Last week we were supposed to get our 845th Nor’easter of the season and I invited my coworker, Annie, to stay at my place so she wouldn’t have to drive from the south shore into work through blizzard conditions. She got to my place and we got to talking and she wanted to watch “How To Lose A Guy in 10 Days” starring the obnoxiously perky Kate Hudson and Mr “Alright Alright Alright” himself, Matthew McConaughey. The premise is that they are both in a bet – he to make a girl fall in love with him, she to get dumped – in ten days. It’s funny, it’s heartbreaking, but in the third act they realize they are in love and everyone lives happily ever after. I wanted to hate it. I think I do. But goddam it if I didn’t find myself smiling like an idiot while the credits rolled. I wanted to punch myself in the face. But it didn’t stop there. Nope, she wanted to watch “He’s Just Not That Into You”. This is where I got shook.
It’s a movie about a group of people who’s lives intersect and the goings on in their relationships. The main girl is Gigi. Gigi believes in love. She believes every guy she meets is “the one”. And, when faced with a guy who doesn’t call her back after a week, she STILL looks for signs that he is still interested. She finds a way to believe that even if he’s giving her every sign he’s no longer interested, she can still make it work. I. AM. GIGI. And I hate myself.
I have been a serial monogamist my whole life. And I have stayed in bad relationships because I believed I could make them work.
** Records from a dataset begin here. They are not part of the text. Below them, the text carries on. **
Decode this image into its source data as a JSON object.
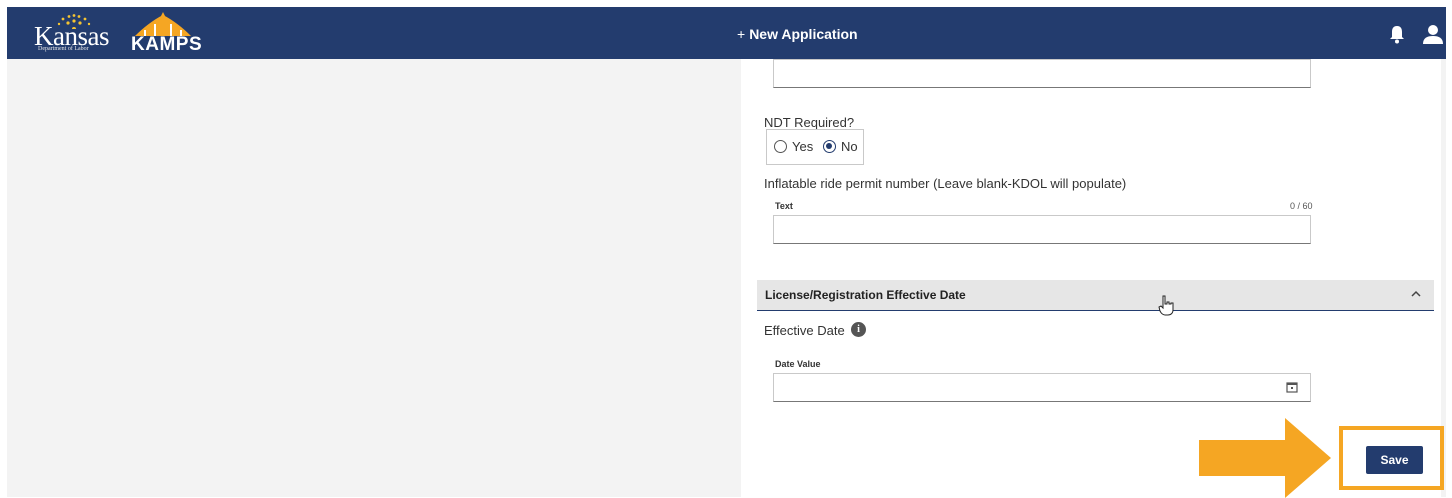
{
  "header": {
    "logo_word": "Kansas",
    "logo_sub": "Department of Labor",
    "app_logo": "KAMPS",
    "new_application_plus": "+",
    "new_application_label": "New Application",
    "icons": [
      "bell-icon",
      "user-icon"
    ]
  },
  "form": {
    "ndt_label": "NDT Required?",
    "ndt_options": [
      "Yes",
      "No"
    ],
    "ndt_selected": "No",
    "permit_label": "Inflatable ride permit number (Leave blank-KDOL will populate)",
    "permit_field_label": "Text",
    "permit_counter": "0 / 60",
    "permit_value": ""
  },
  "section": {
    "title": "License/Registration Effective Date",
    "effective_date_label": "Effective Date",
    "date_field_label": "Date Value",
    "date_value": ""
  },
  "actions": {
    "save_label": "Save"
  },
  "colors": {
    "navy": "#233c6e",
    "highlight": "#f5a623",
    "background": "#f3f3f3"
  }
}
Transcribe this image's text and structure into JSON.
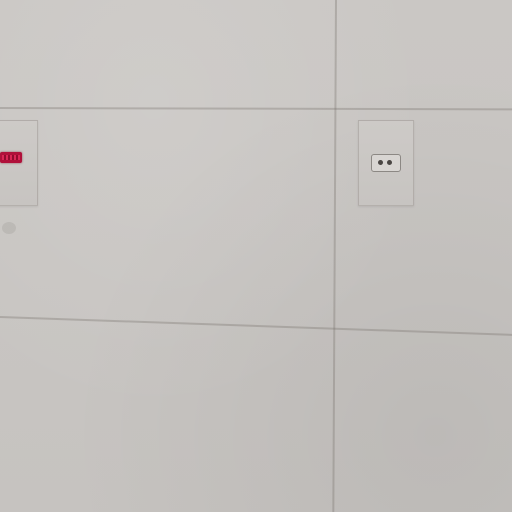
{
  "scene": {
    "background_color": "#c9c6c3",
    "seam_color": "#78736e"
  },
  "left_device": {
    "indicator_color": "#b0103a"
  },
  "right_device": {
    "icon": "power-outlet-icon",
    "faceplate_color": "#d8d5d2"
  }
}
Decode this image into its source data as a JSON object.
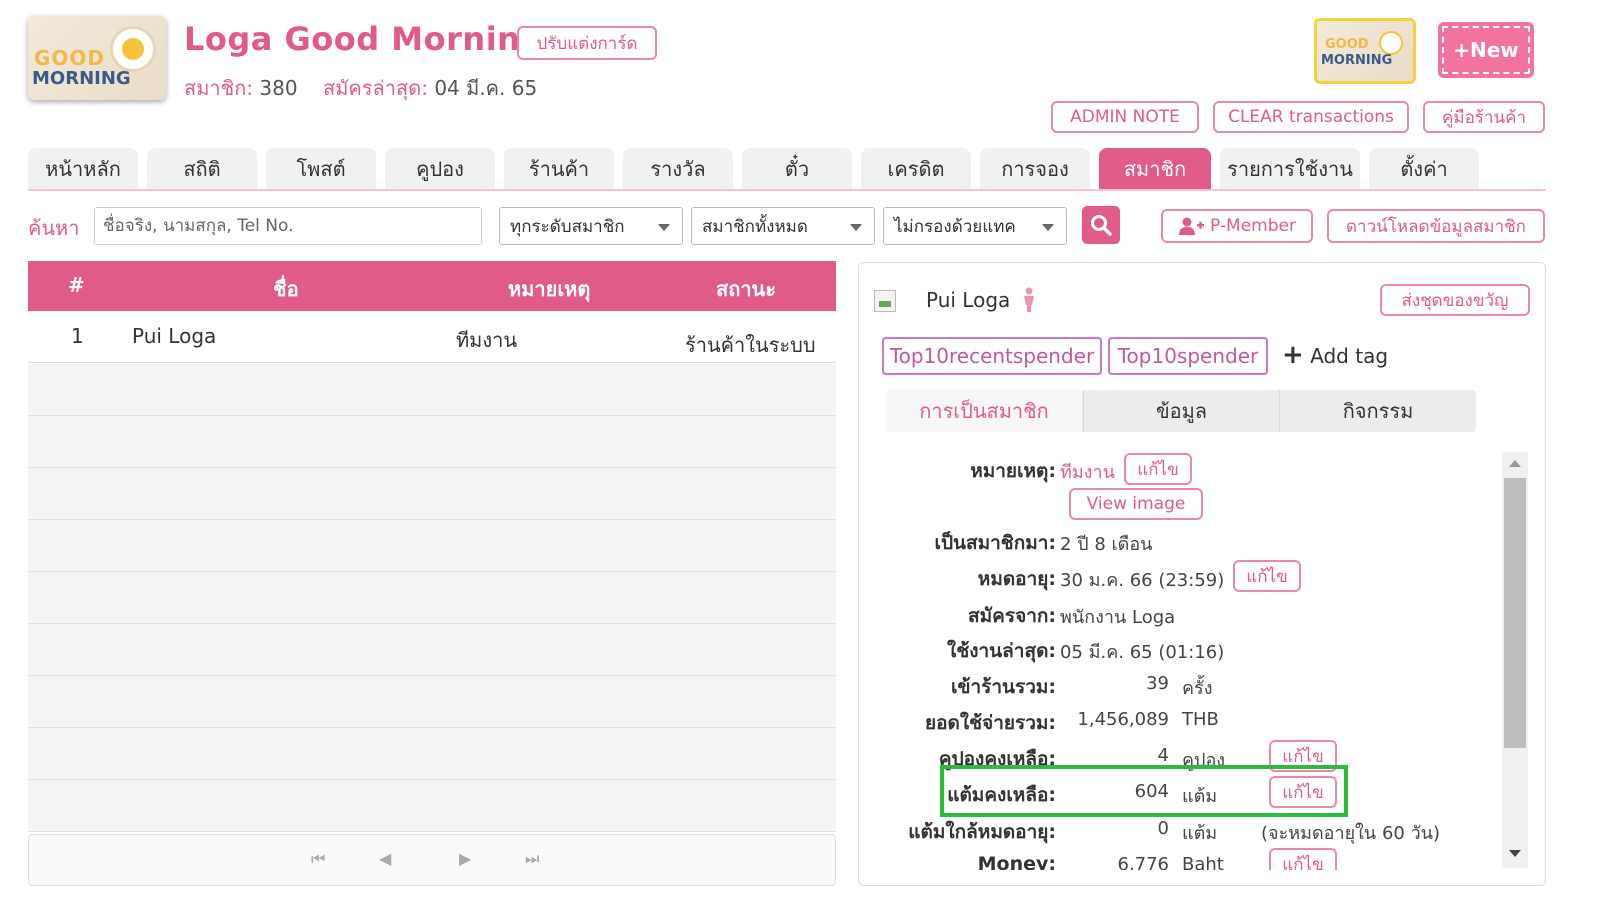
{
  "header": {
    "logo_text_top": "GOOD",
    "logo_text_bottom": "MORNING",
    "store_name": "Loga Good Morning",
    "customize_card_button": "ปรับแต่งการ์ด",
    "members_label": "สมาชิก:",
    "members_count": "380",
    "last_signup_label": "สมัครล่าสุด:",
    "last_signup_date": "04 มี.ค. 65",
    "new_button": "+New",
    "admin_note": "ADMIN NOTE",
    "clear_transactions": "CLEAR transactions",
    "store_manual": "คู่มือร้านค้า"
  },
  "tabs": [
    {
      "label": "หน้าหลัก",
      "active": false
    },
    {
      "label": "สถิติ",
      "active": false
    },
    {
      "label": "โพสต์",
      "active": false
    },
    {
      "label": "คูปอง",
      "active": false
    },
    {
      "label": "ร้านค้า",
      "active": false
    },
    {
      "label": "รางวัล",
      "active": false
    },
    {
      "label": "ตั๋ว",
      "active": false
    },
    {
      "label": "เครดิต",
      "active": false
    },
    {
      "label": "การจอง",
      "active": false
    },
    {
      "label": "สมาชิก",
      "active": true
    },
    {
      "label": "รายการใช้งาน",
      "active": false
    },
    {
      "label": "ตั้งค่า",
      "active": false
    }
  ],
  "search": {
    "label": "ค้นหา",
    "placeholder": "ชื่อจริง, นามสกุล, Tel No.",
    "level_filter": "ทุกระดับสมาชิก",
    "member_filter": "สมาชิกทั้งหมด",
    "tag_filter": "ไม่กรองด้วยแทค",
    "p_member_button": "P-Member",
    "download_button": "ดาวน์โหลดข้อมูลสมาชิก"
  },
  "table": {
    "headers": [
      "#",
      "ชื่อ",
      "หมายเหตุ",
      "สถานะ"
    ],
    "rows": [
      {
        "num": "1",
        "name": "Pui Loga",
        "note": "ทีมงาน",
        "status": "ร้านค้าในระบบ"
      }
    ]
  },
  "profile": {
    "name": "Pui Loga",
    "gift_button": "ส่งชุดของขวัญ",
    "tags": [
      "Top10recentspender",
      "Top10spender"
    ],
    "add_tag": "Add tag",
    "subtabs": [
      "การเป็นสมาชิก",
      "ข้อมูล",
      "กิจกรรม"
    ],
    "note_label": "หมายเหตุ:",
    "note_value": "ทีมงาน",
    "edit": "แก้ไข",
    "view_image": "View image",
    "member_since_label": "เป็นสมาชิกมา:",
    "member_since_value": "2 ปี 8 เดือน",
    "expiry_label": "หมดอายุ:",
    "expiry_value": "30 ม.ค. 66 (23:59)",
    "signup_from_label": "สมัครจาก:",
    "signup_from_value": "พนักงาน Loga",
    "last_used_label": "ใช้งานล่าสุด:",
    "last_used_value": "05 มี.ค. 65 (01:16)",
    "visits_label": "เข้าร้านรวม:",
    "visits_value": "39",
    "visits_unit": "ครั้ง",
    "spend_label": "ยอดใช้จ่ายรวม:",
    "spend_value": "1,456,089",
    "spend_unit": "THB",
    "coupons_label": "คูปองคงเหลือ:",
    "coupons_value": "4",
    "coupons_unit": "คูปอง",
    "points_label": "แต้มคงเหลือ:",
    "points_value": "604",
    "points_unit": "แต้ม",
    "expiring_label": "แต้มใกล้หมดอายุ:",
    "expiring_value": "0",
    "expiring_unit": "แต้ม",
    "expiring_note": "(จะหมดอายุใน 60 วัน)",
    "money_label": "Money:",
    "money_value": "6,776",
    "money_unit": "Baht"
  },
  "colors": {
    "brand_pink": "#e05a8a",
    "highlight_green": "#2fbb3a"
  }
}
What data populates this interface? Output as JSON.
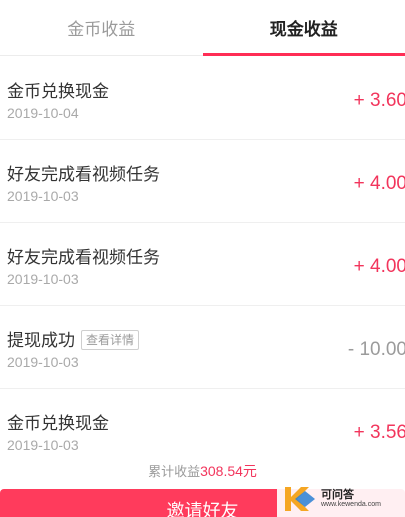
{
  "tabs": [
    {
      "label": "金币收益",
      "active": false
    },
    {
      "label": "现金收益",
      "active": true
    }
  ],
  "records": [
    {
      "title": "金币兑换现金",
      "date": "2019-10-04",
      "amount": "+ 3.60",
      "negative": false
    },
    {
      "title": "好友完成看视频任务",
      "date": "2019-10-03",
      "amount": "+ 4.00",
      "negative": false
    },
    {
      "title": "好友完成看视频任务",
      "date": "2019-10-03",
      "amount": "+ 4.00",
      "negative": false
    },
    {
      "title": "提现成功",
      "date": "2019-10-03",
      "amount": "- 10.00",
      "negative": true,
      "tag": "查看详情"
    },
    {
      "title": "金币兑换现金",
      "date": "2019-10-03",
      "amount": "+ 3.56",
      "negative": false
    }
  ],
  "summary": {
    "label": "累计收益",
    "value": "308.54元"
  },
  "invite": {
    "label": "邀请好友"
  },
  "watermark": {
    "name": "可问答",
    "url": "www.kewenda.com"
  },
  "colors": {
    "accent": "#ff2d55",
    "amount_positive": "#f2355c",
    "amount_negative": "#9b9b9b"
  }
}
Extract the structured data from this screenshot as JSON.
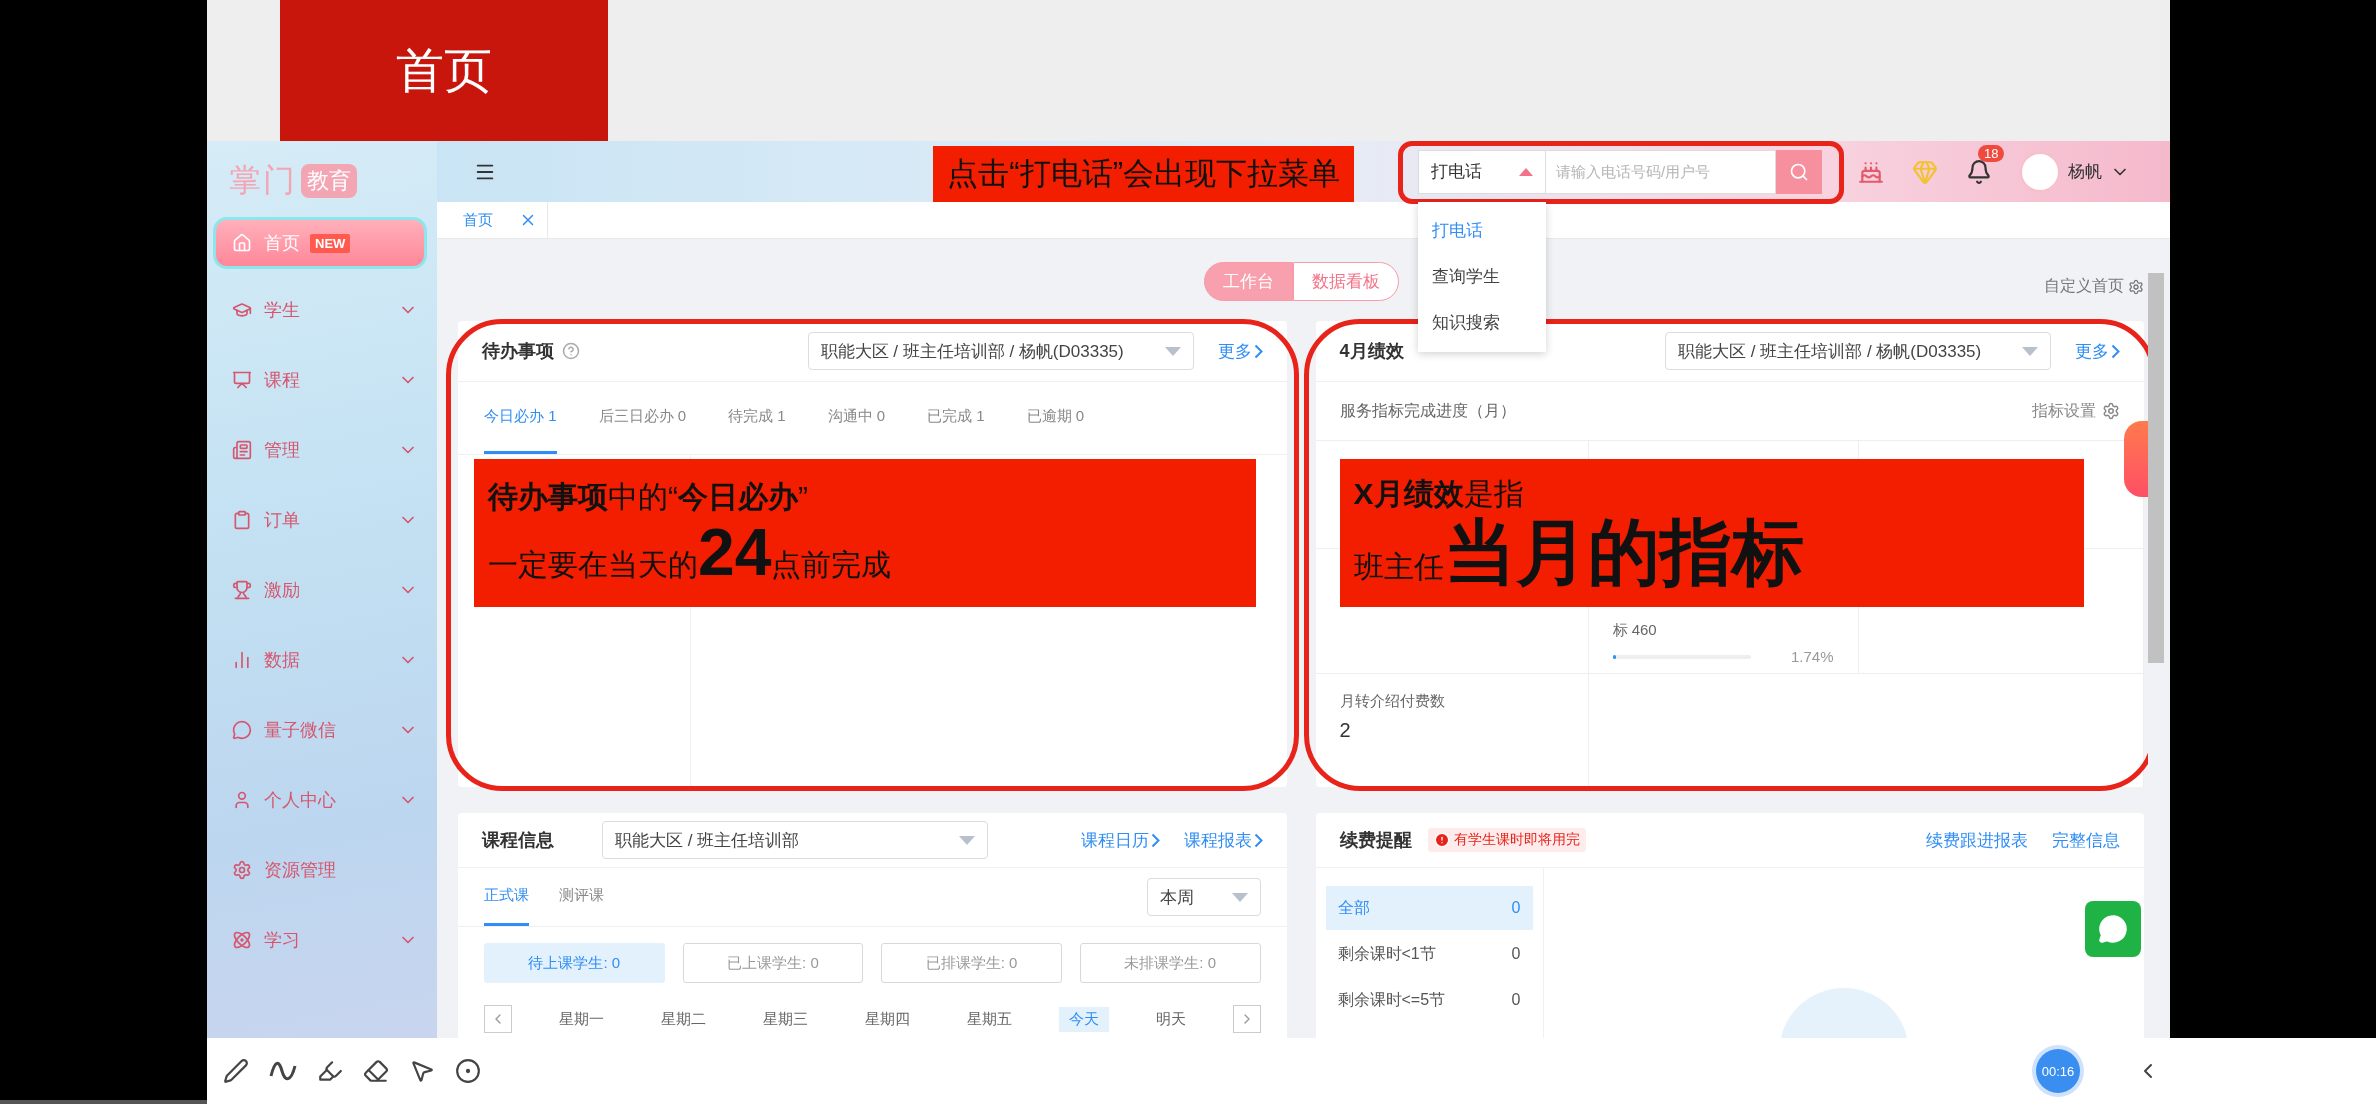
{
  "slide_title": "首页",
  "sidebar": {
    "logo": "掌门",
    "logo_badge": "教育",
    "items": [
      {
        "label": "首页",
        "selected": true,
        "expandable": false,
        "badge": "NEW"
      },
      {
        "label": "学生",
        "selected": false,
        "expandable": true
      },
      {
        "label": "课程",
        "selected": false,
        "expandable": true
      },
      {
        "label": "管理",
        "selected": false,
        "expandable": true
      },
      {
        "label": "订单",
        "selected": false,
        "expandable": true
      },
      {
        "label": "激励",
        "selected": false,
        "expandable": true
      },
      {
        "label": "数据",
        "selected": false,
        "expandable": true
      },
      {
        "label": "量子微信",
        "selected": false,
        "expandable": true
      },
      {
        "label": "个人中心",
        "selected": false,
        "expandable": true
      },
      {
        "label": "资源管理",
        "selected": false,
        "expandable": false
      },
      {
        "label": "学习",
        "selected": false,
        "expandable": true
      }
    ]
  },
  "header": {
    "annotation": "点击“打电话”会出现下拉菜单",
    "search": {
      "mode": "打电话",
      "placeholder": "请输入电话号码/用户号",
      "menu": [
        {
          "label": "打电话",
          "selected": true
        },
        {
          "label": "查询学生",
          "selected": false
        },
        {
          "label": "知识搜索",
          "selected": false
        }
      ]
    },
    "notification_count": "18",
    "user": "杨帆"
  },
  "tabs": [
    {
      "label": "首页",
      "selected": true
    }
  ],
  "view_toggle": [
    {
      "label": "工作台",
      "selected": true
    },
    {
      "label": "数据看板",
      "selected": false
    }
  ],
  "customize": "自定义首页",
  "todo_card": {
    "title": "待办事项",
    "scope": "职能大区 / 班主任培训部 / 杨帆(D03335)",
    "more": "更多",
    "tabs": [
      {
        "label": "今日必办 1",
        "selected": true
      },
      {
        "label": "后三日必办 0",
        "selected": false
      },
      {
        "label": "待完成 1",
        "selected": false
      },
      {
        "label": "沟通中 0",
        "selected": false
      },
      {
        "label": "已完成 1",
        "selected": false
      },
      {
        "label": "已逾期 0",
        "selected": false
      }
    ],
    "annotation": [
      "**待办事项**中的“**今日必办**”",
      "一定要在当天的**24**点前完成"
    ]
  },
  "perf_card": {
    "title": "4月绩效",
    "scope": "职能大区 / 班主任培训部 / 杨帆(D03335)",
    "more": "更多",
    "subtitle": "服务指标完成进度（月）",
    "settings": "指标设置",
    "metric": {
      "target": "标 460",
      "percent": "1.74%",
      "level": 0.0174
    },
    "referral": {
      "label": "月转介绍付费数",
      "value": "2"
    },
    "annotation": [
      "**X月绩效**是指",
      "班主任**当月的指标**"
    ]
  },
  "course_card": {
    "title": "课程信息",
    "scope": "职能大区 / 班主任培训部",
    "links": [
      "课程日历",
      "课程报表"
    ],
    "tabs": [
      {
        "label": "正式课",
        "selected": true
      },
      {
        "label": "测评课",
        "selected": false
      }
    ],
    "period": "本周",
    "student_filters": [
      {
        "label": "待上课学生: 0",
        "selected": true
      },
      {
        "label": "已上课学生: 0",
        "selected": false
      },
      {
        "label": "已排课学生: 0",
        "selected": false
      },
      {
        "label": "未排课学生: 0",
        "selected": false
      }
    ],
    "days": [
      {
        "label": "星期一",
        "selected": false
      },
      {
        "label": "星期二",
        "selected": false
      },
      {
        "label": "星期三",
        "selected": false
      },
      {
        "label": "星期四",
        "selected": false
      },
      {
        "label": "星期五",
        "selected": false
      },
      {
        "label": "今天",
        "selected": true
      },
      {
        "label": "明天",
        "selected": false
      }
    ]
  },
  "renewal_card": {
    "title": "续费提醒",
    "alert": "有学生课时即将用完",
    "links": [
      "续费跟进报表",
      "完整信息"
    ],
    "filters": [
      {
        "label": "全部",
        "count": "0",
        "selected": true
      },
      {
        "label": "剩余课时<1节",
        "count": "0",
        "selected": false
      },
      {
        "label": "剩余课时<=5节",
        "count": "0",
        "selected": false
      }
    ]
  },
  "timer": "00:16"
}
And I have stayed around after getting dumped one, two, three times by THE SAME PERSON because I believed we were “meant to be”. I sent cleverly worded emails that I would agonize over for hours before hovering my finger over the “send” button and then closing my eyes and clicking. I would mail cards, drop things off in the mailbox, anything to keep me top of mind in his mind to let him know that I’m still here and that the Universe wants us to be together.
I realized I’m a psychopath.
Gigi’s point is that every girl wants to be the exception. You know, after a breakup you always hear the stories about “they broke up, but after a year he knew he couldn’t live without her and they are now married with 10 kids”. And no matter what the depth of your black heart, we still want to believe. We still want to be the exception. I want to be the exception. Is this wrong? Am I too old to believe this? I mean if Ben Affleck is gonna put the ring in those awful pants and marry Jennifer Aniston there is hope for us all, right? Yeah, no.
So, what did I learn? I’m rethinking the holding on to what has gone, but I’m not letting go of what could be.
Also, that Erin McCarley song. Gets me every time.